Mas o motivo pelo qual estamos falando de Verbiest aqui, é que ele talvez – eu disse talvez – tenhainventado o primeiro carro do mundo. De acordo com o próprios Verbiest em seu livro Astronomia Europea, ele construiu um pequeno veículo de propulsão própria. A tecnologia do vapor ainda estava engatinhando na época, mas Verbiest conseguiu construiu um boiler rudimentar em forma de bola que forçava o vapor em direção à uma turbina que girava as rodas traseiras. Verbiest disse que o veículo foi feito para ser uma diversão para o imperador.
Considerando que isso aconteceu mais de 200 anos antes da construção do que é normalmente considerado o automóvel moderno. Isso é um feito memorável, mas há algumas ressalvas aqui. Eu disse que o carro era pequeno, e realmente era: cerca de 60 centímetros de comprimento. Pequeno demais para acomodar qualquer pessoa. Também não fica claro se o brinquedo foi realmente construído ou se ficou apenas na imaginação de Verbiest.
Sabe-se que, por ser próximo do imperador, Verbiest tinha acesso aos melhores metalúrgicos da China, por isso não é impossível que ele tenha construído o brinquedo. O que podemos dizer, de fato, é que Verbiest certamente projetou um dos primeiros modelos em escala de um automóvel (ainda assim, se estivermos falando apenas de projeto de carro, Leonardo da Vinci supera Verbiest por cerca de duzentos anos. Mas Leonardo jamais construiu o seu modelo, e é aqui que Verbiest supera o italiano).

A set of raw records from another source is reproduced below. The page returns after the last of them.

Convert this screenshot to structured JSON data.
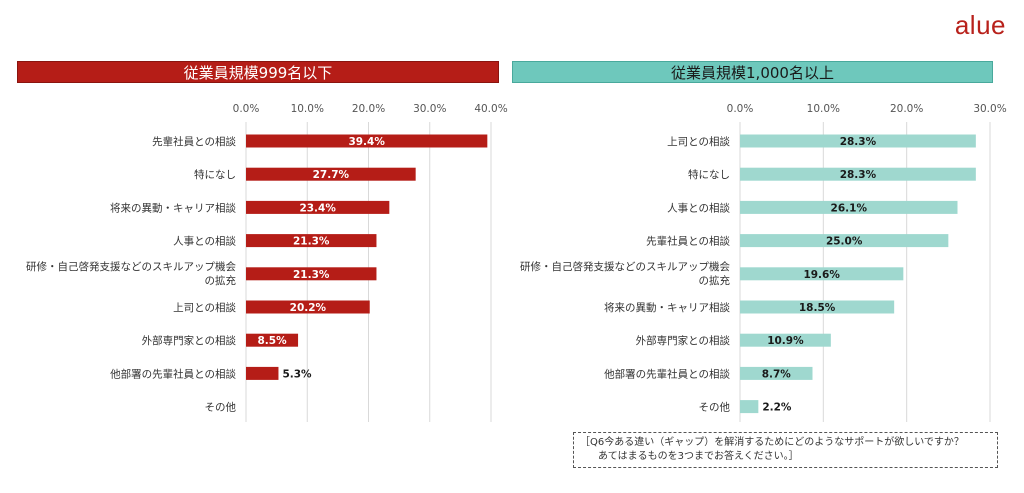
{
  "brand": {
    "logo_text": "alue",
    "color": "#b8211b"
  },
  "chart_data": [
    {
      "type": "bar",
      "orientation": "horizontal",
      "title": "従業員規模999名以下",
      "color": "#b51d17",
      "value_label_color": "#ffffff",
      "xlim": [
        0,
        40
      ],
      "ticks": [
        "0.0%",
        "10.0%",
        "20.0%",
        "30.0%",
        "40.0%"
      ],
      "tick_values": [
        0,
        10,
        20,
        30,
        40
      ],
      "grid": true,
      "categories": [
        [
          "先輩社員との相談"
        ],
        [
          "特になし"
        ],
        [
          "将来の異動・キャリア相談"
        ],
        [
          "人事との相談"
        ],
        [
          "研修・自己啓発支援などのスキルアップ機会",
          "の拡充"
        ],
        [
          "上司との相談"
        ],
        [
          "外部専門家との相談"
        ],
        [
          "他部署の先輩社員との相談"
        ],
        [
          "その他"
        ]
      ],
      "values": [
        39.4,
        27.7,
        23.4,
        21.3,
        21.3,
        20.2,
        8.5,
        5.3,
        0
      ],
      "value_labels": [
        "39.4%",
        "27.7%",
        "23.4%",
        "21.3%",
        "21.3%",
        "20.2%",
        "8.5%",
        "5.3%",
        ""
      ]
    },
    {
      "type": "bar",
      "orientation": "horizontal",
      "title": "従業員規模1,000名以上",
      "color": "#9fd8cf",
      "value_label_color": "#1a1a1a",
      "xlim": [
        0,
        30
      ],
      "ticks": [
        "0.0%",
        "10.0%",
        "20.0%",
        "30.0%"
      ],
      "tick_values": [
        0,
        10,
        20,
        30
      ],
      "grid": true,
      "categories": [
        [
          "上司との相談"
        ],
        [
          "特になし"
        ],
        [
          "人事との相談"
        ],
        [
          "先輩社員との相談"
        ],
        [
          "研修・自己啓発支援などのスキルアップ機会",
          "の拡充"
        ],
        [
          "将来の異動・キャリア相談"
        ],
        [
          "外部専門家との相談"
        ],
        [
          "他部署の先輩社員との相談"
        ],
        [
          "その他"
        ]
      ],
      "values": [
        28.3,
        28.3,
        26.1,
        25.0,
        19.6,
        18.5,
        10.9,
        8.7,
        2.2
      ],
      "value_labels": [
        "28.3%",
        "28.3%",
        "26.1%",
        "25.0%",
        "19.6%",
        "18.5%",
        "10.9%",
        "8.7%",
        "2.2%"
      ]
    }
  ],
  "note": {
    "line1": "［Q6今ある違い（ギャップ）を解消するためにどのようなサポートが欲しいですか？",
    "line2": "あてはまるものを3つまでお答えください。］"
  }
}
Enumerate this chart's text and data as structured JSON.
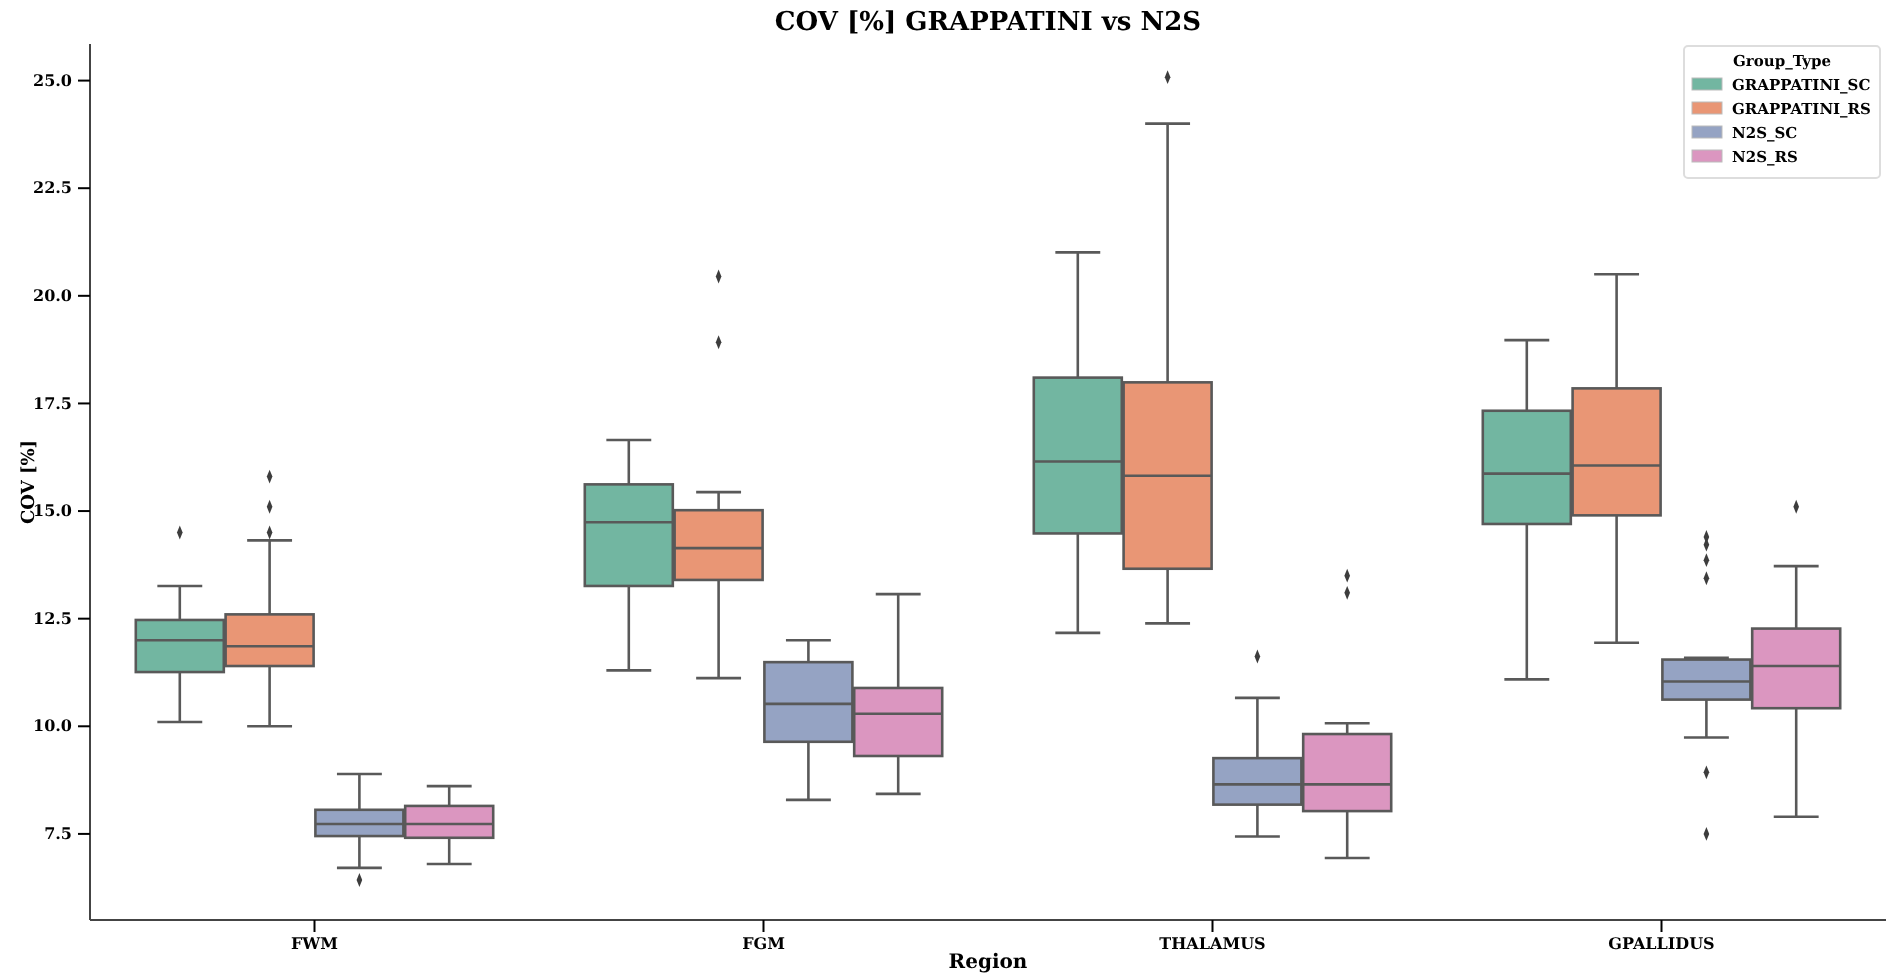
{
  "chart_data": {
    "type": "box",
    "title": "COV [%] GRAPPATINI vs N2S",
    "xlabel": "Region",
    "ylabel": "COV [%]",
    "legend_title": "Group_Type",
    "legend": "top right",
    "marker": "diamond",
    "categories": [
      "FWM",
      "FGM",
      "THALAMUS",
      "GPALLIDUS"
    ],
    "ylim": [
      5.5,
      25.85
    ],
    "yticks": [
      {
        "value": 7.5,
        "label": "7.5"
      },
      {
        "value": 10,
        "label": "10.0"
      },
      {
        "value": 12.5,
        "label": "12.5"
      },
      {
        "value": 15,
        "label": "15.0"
      },
      {
        "value": 17.5,
        "label": "17.5"
      },
      {
        "value": 20,
        "label": "20.0"
      },
      {
        "value": 22.5,
        "label": "22.5"
      },
      {
        "value": 25,
        "label": "25.0"
      }
    ],
    "series": [
      {
        "name": "GRAPPATINI_SC",
        "color": "#72b6a1",
        "boxes": [
          {
            "low": 10.1,
            "q1": 11.26,
            "median": 12.0,
            "q3": 12.47,
            "high": 13.26,
            "outliers": [
              14.5
            ]
          },
          {
            "low": 11.3,
            "q1": 13.26,
            "median": 14.74,
            "q3": 15.62,
            "high": 16.65
          },
          {
            "low": 12.17,
            "q1": 14.48,
            "median": 16.15,
            "q3": 18.1,
            "high": 21.01
          },
          {
            "low": 11.09,
            "q1": 14.7,
            "median": 15.87,
            "q3": 17.33,
            "high": 18.97
          }
        ]
      },
      {
        "name": "GRAPPATINI_RS",
        "color": "#e99675",
        "boxes": [
          {
            "low": 10.0,
            "q1": 11.4,
            "median": 11.86,
            "q3": 12.6,
            "high": 14.32,
            "outliers": [
              15.8,
              15.1,
              14.5
            ]
          },
          {
            "low": 11.12,
            "q1": 13.4,
            "median": 14.14,
            "q3": 15.02,
            "high": 15.44,
            "outliers": [
              20.45,
              18.92
            ]
          },
          {
            "low": 12.39,
            "q1": 13.66,
            "median": 15.82,
            "q3": 17.99,
            "high": 24.0,
            "outliers": [
              25.08
            ]
          },
          {
            "low": 11.94,
            "q1": 14.9,
            "median": 16.06,
            "q3": 17.85,
            "high": 20.5
          }
        ]
      },
      {
        "name": "N2S_SC",
        "color": "#95a3c3",
        "boxes": [
          {
            "low": 6.71,
            "q1": 7.45,
            "median": 7.73,
            "q3": 8.06,
            "high": 8.89,
            "outliers": [
              6.43
            ]
          },
          {
            "low": 8.29,
            "q1": 9.64,
            "median": 10.52,
            "q3": 11.49,
            "high": 12.0
          },
          {
            "low": 7.44,
            "q1": 8.18,
            "median": 8.65,
            "q3": 9.26,
            "high": 10.66,
            "outliers": [
              11.62
            ]
          },
          {
            "low": 9.74,
            "q1": 10.62,
            "median": 11.04,
            "q3": 11.55,
            "high": 11.59,
            "outliers": [
              14.4,
              14.22,
              13.86,
              13.44,
              8.93,
              7.5
            ]
          }
        ]
      },
      {
        "name": "N2S_RS",
        "color": "#db96c0",
        "boxes": [
          {
            "low": 6.8,
            "q1": 7.41,
            "median": 7.73,
            "q3": 8.15,
            "high": 8.61
          },
          {
            "low": 8.43,
            "q1": 9.31,
            "median": 10.29,
            "q3": 10.89,
            "high": 13.07
          },
          {
            "low": 6.94,
            "q1": 8.03,
            "median": 8.65,
            "q3": 9.82,
            "high": 10.07,
            "outliers": [
              13.5,
              13.1
            ]
          },
          {
            "low": 7.9,
            "q1": 10.42,
            "median": 11.4,
            "q3": 12.27,
            "high": 13.72,
            "outliers": [
              15.1
            ]
          }
        ]
      }
    ]
  }
}
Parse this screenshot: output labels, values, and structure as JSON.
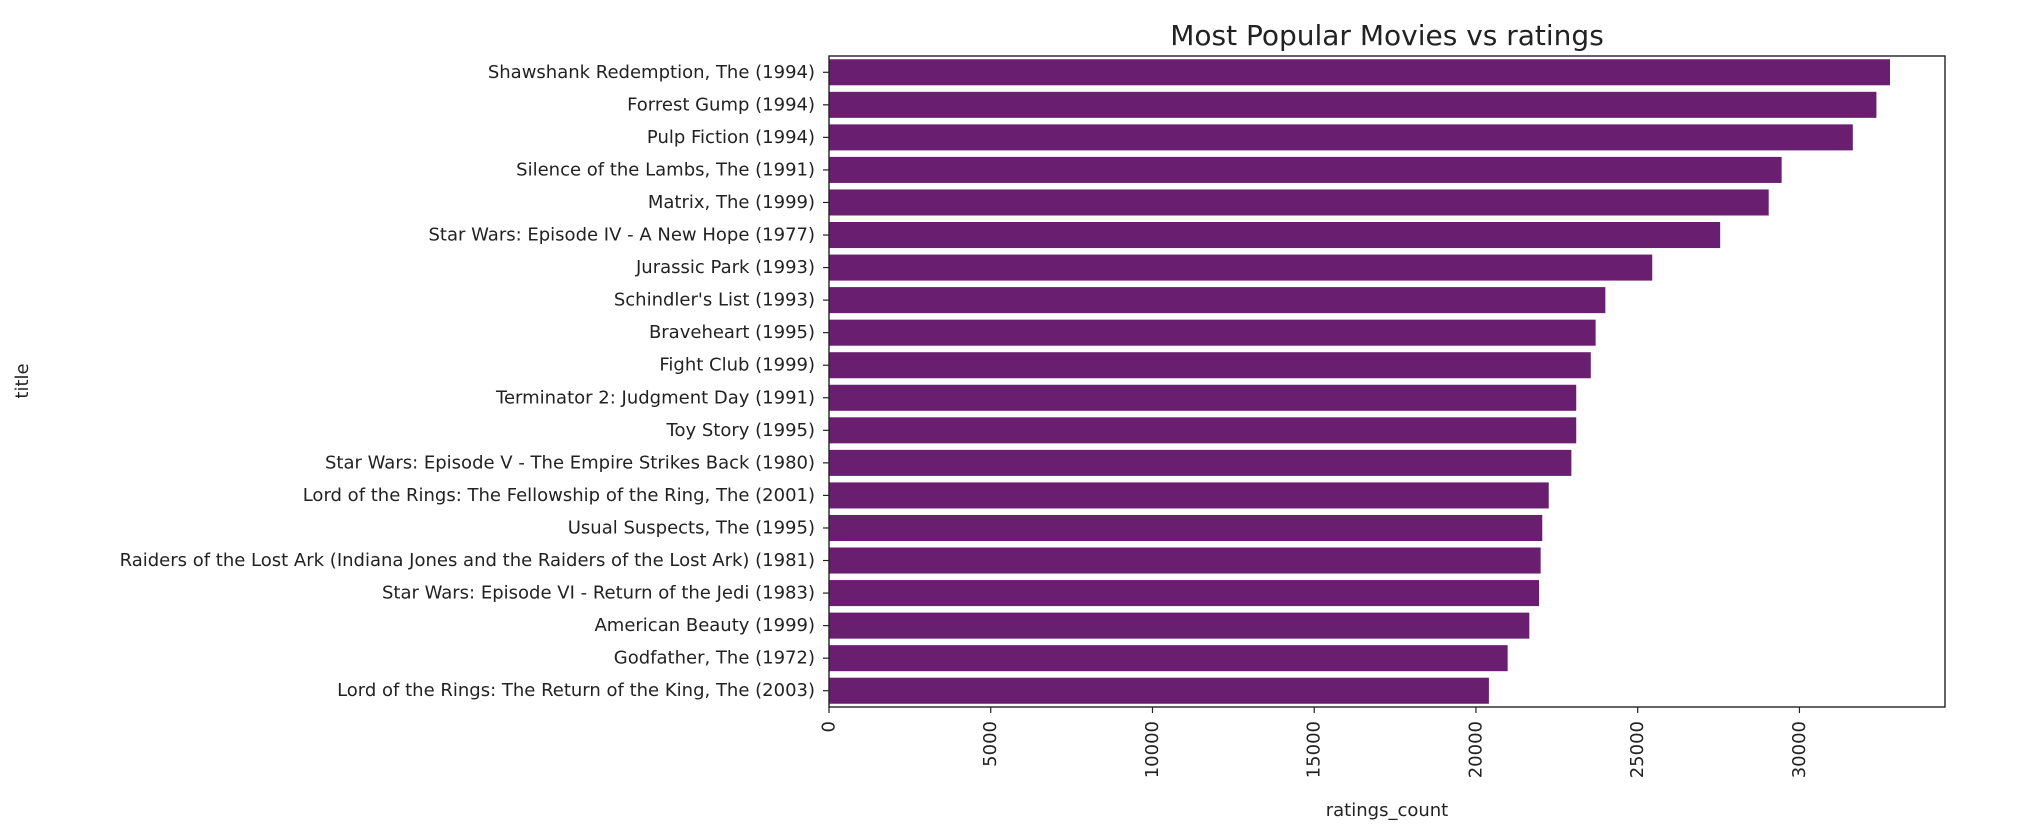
{
  "chart_data": {
    "type": "bar",
    "orientation": "horizontal",
    "title": "Most Popular Movies vs ratings",
    "xlabel": "ratings_count",
    "ylabel": "title",
    "xlim": [
      0,
      34500
    ],
    "xticks": [
      0,
      5000,
      10000,
      15000,
      20000,
      25000,
      30000
    ],
    "xtick_labels": [
      "0",
      "5000",
      "10000",
      "15000",
      "20000",
      "25000",
      "30000"
    ],
    "xtick_label_rotation": "vertical",
    "grid": false,
    "bar_color": "#6a1e6f",
    "categories": [
      "Shawshank Redemption, The (1994)",
      "Forrest Gump (1994)",
      "Pulp Fiction (1994)",
      "Silence of the Lambs, The (1991)",
      "Matrix, The (1999)",
      "Star Wars: Episode IV - A New Hope (1977)",
      "Jurassic Park (1993)",
      "Schindler's List (1993)",
      "Braveheart (1995)",
      "Fight Club (1999)",
      "Terminator 2: Judgment Day (1991)",
      "Toy Story (1995)",
      "Star Wars: Episode V - The Empire Strikes Back (1980)",
      "Lord of the Rings: The Fellowship of the Ring, The (2001)",
      "Usual Suspects, The (1995)",
      "Raiders of the Lost Ark (Indiana Jones and the Raiders of the Lost Ark) (1981)",
      "Star Wars: Episode VI - Return of the Jedi (1983)",
      "American Beauty (1999)",
      "Godfather, The (1972)",
      "Lord of the Rings: The Return of the King, The (2003)"
    ],
    "values": [
      32800,
      32380,
      31650,
      29450,
      29050,
      27550,
      25450,
      24000,
      23700,
      23550,
      23100,
      23100,
      22950,
      22250,
      22050,
      22000,
      21950,
      21650,
      20980,
      20400
    ]
  }
}
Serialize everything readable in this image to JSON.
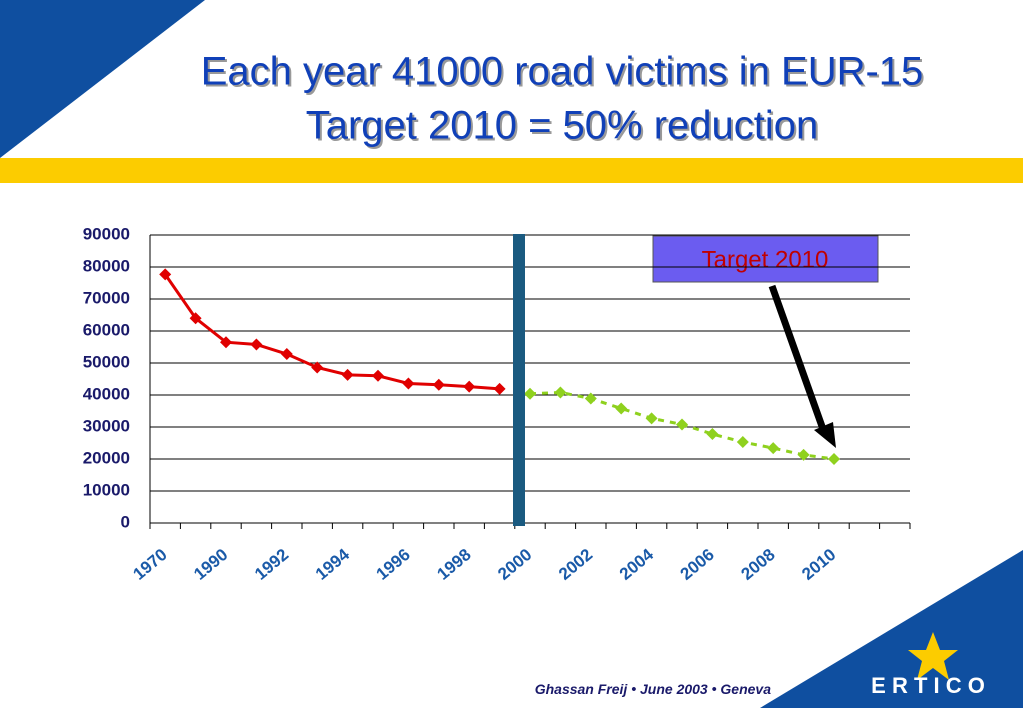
{
  "title": "Each year 41000 road victims in EUR-15",
  "subtitle": "Target 2010 = 50% reduction",
  "footer": {
    "author": "Ghassan Freij",
    "date": "June 2003",
    "place": "Geneva",
    "logo": "E R T I C O"
  },
  "chart_data": {
    "type": "line",
    "annotation": "Target 2010",
    "categories": [
      "1970",
      null,
      "1990",
      null,
      "1992",
      null,
      "1994",
      null,
      "1996",
      null,
      "1998",
      null,
      "2000",
      null,
      "2002",
      null,
      "2004",
      null,
      "2006",
      null,
      "2008",
      null,
      "2010",
      null,
      null
    ],
    "series": [
      {
        "color": "#e00000",
        "values": [
          77700,
          64000,
          56500,
          55800,
          52800,
          48600,
          46300,
          46000,
          43600,
          43200,
          42600,
          41900,
          null,
          null,
          null,
          null,
          null,
          null,
          null,
          null,
          null,
          null,
          null,
          null,
          null
        ]
      },
      {
        "color": "#8fd11e",
        "dashed": true,
        "values": [
          null,
          null,
          null,
          null,
          null,
          null,
          null,
          null,
          null,
          null,
          null,
          null,
          40400,
          40800,
          38900,
          35800,
          32700,
          30800,
          27800,
          25300,
          23400,
          21300,
          20000,
          null,
          null
        ]
      }
    ],
    "ylim": [
      0,
      90000
    ],
    "yticks": [
      0,
      10000,
      20000,
      30000,
      40000,
      50000,
      60000,
      70000,
      80000,
      90000
    ],
    "grid": true
  }
}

Até certo ponto 1672 parece ser surpreendentemente recente para o primeiro carro da história. Afinal, estamos sempre descobrindo instrumentos e mecanismos antigos análogos aos modernos. Então por que ninguém encontrou um antigo carro egípcio nas pirâmides ou algum objeto medieval semelhante a um automóvel?
Uma das razões para ninguém ter feito sequer um modelo em escala antes de 1672 é que simplesmente ninguém precisava deles, e também não eram o tipo de coisa que você inventaria em um estalo. No livro “World History of the Automobile” (inédito no Brasil), Erik Eckermann explica o problema:
A carroça existiu por milhares de anos antes de se tornar autopropulsora, um automóvel, literalmente. Enquanto isso os veículos motorizados acabaram afastados do centro das pesquisas científicas. A partir do fim do século XVII a tecnologia veicular existente era mais que suficiente para atender as demandas da sociedade. Na era dos monarcas absolutistas e do mercantilismo, era mais importante resolver outros desafios da engenharia que eram difíceis ou impossíveis de alcançar com as fontes de energia convencionais, como força humana, dos ventos ou da água.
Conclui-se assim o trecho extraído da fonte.